Po drugie: eksperymentuj z odsłanianiem się. Spróbuj podzielić się z kimś bliskim swoimi przeżyciami i zobacz jak ta osoba zareaguje. Ludzie potrzebują ciepła i bliskości i w większości przypadków obdarzając kogoś zaufaniem i bliskością dostaniemy to samo w zamian.
Po trzecie: ćwicz asertywność. Bycie asertywnym to środek kontinuum między uległością a agresją. Ludzie ze schematem nieufności mają tendencje do zachowań z jednego bądź drugiego krańca kontinuum, bądź też do przeskakiwania z jednego krańca na drugi. Tymczasem zdrowo jest być pośrodku – nie ulegać i nie atakować, tylko dbać o swój interes szanując drugą stronę.
Po czwarte: obserwuj siebie w relacjach.
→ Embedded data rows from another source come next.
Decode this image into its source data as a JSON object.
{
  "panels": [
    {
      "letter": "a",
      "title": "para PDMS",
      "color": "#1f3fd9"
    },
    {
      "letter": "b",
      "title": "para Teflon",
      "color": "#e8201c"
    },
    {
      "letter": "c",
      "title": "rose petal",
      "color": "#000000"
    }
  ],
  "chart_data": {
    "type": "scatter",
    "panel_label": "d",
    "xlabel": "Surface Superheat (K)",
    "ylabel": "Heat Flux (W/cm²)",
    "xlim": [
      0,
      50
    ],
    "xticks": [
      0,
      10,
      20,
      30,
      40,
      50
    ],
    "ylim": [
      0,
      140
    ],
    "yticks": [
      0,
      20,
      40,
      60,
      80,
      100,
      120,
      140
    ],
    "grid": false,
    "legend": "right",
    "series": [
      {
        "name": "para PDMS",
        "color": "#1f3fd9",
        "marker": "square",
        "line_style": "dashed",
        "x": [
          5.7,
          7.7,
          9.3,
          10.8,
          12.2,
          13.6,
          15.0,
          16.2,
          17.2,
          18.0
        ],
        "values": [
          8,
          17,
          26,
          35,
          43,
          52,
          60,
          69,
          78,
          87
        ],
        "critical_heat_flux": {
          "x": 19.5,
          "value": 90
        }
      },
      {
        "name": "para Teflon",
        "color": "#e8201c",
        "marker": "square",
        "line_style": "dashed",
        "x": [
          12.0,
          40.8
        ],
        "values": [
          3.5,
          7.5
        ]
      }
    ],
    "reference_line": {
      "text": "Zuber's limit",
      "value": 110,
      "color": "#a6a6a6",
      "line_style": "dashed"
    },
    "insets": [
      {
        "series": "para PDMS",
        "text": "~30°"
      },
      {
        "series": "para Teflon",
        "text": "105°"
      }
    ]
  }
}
Czy w kłótniach nie masz czasem skłonności do atakowania drugiej strony? Jeśli tak, to odpuść i posłuchaj o czym mówi. Czy faktycznie chce Cię zranić? Czy faktycznie robi Ci na złość? A może po prostu stara się przekazać Ci informacje o swoich potrzebach?
Zobacz też: Lista 18 wczesnych schematów.
Bardzo dziękuję za tę wiedzę, nabyłem teraz niezbędnego rozeznania.
Cieszę się, że moje teksty się przydają 🙂
Schemat niszczy życie i skazuje na samotność. Życie w samotności jest blade. Przeżywanie bez możliwości dzielenia się z innym człowiekiem nie daje radości, satysfakcji. Jeżeli jesteś młody i widzisz, że wszystko zależy od Ciebie bo wszędzie są ludzie, masz możliwości to zastanawiasz się dlaczego wybierasz samotność. Zaczynasz obwiniać siebie – jestem leniwy, słaby, nieśmiały – przegryw. Poznajesz schemat – coraz boleśniej przeżywasz doznane krzywdy. Odtwarzasz je w głowie ciągle i ciągle. Masz tego dość, bo teraz już robisz to sobie sam. Świadomość jak wpłynęły na Ciebie. Tak to jest to. I chcesz coś z tym zrobić ale nie możesz bo „wiesz”, że znowu będzie to samo. Bo ludzie tacy są. Wolę zwiędnąć niż pozwolić się zadeptać.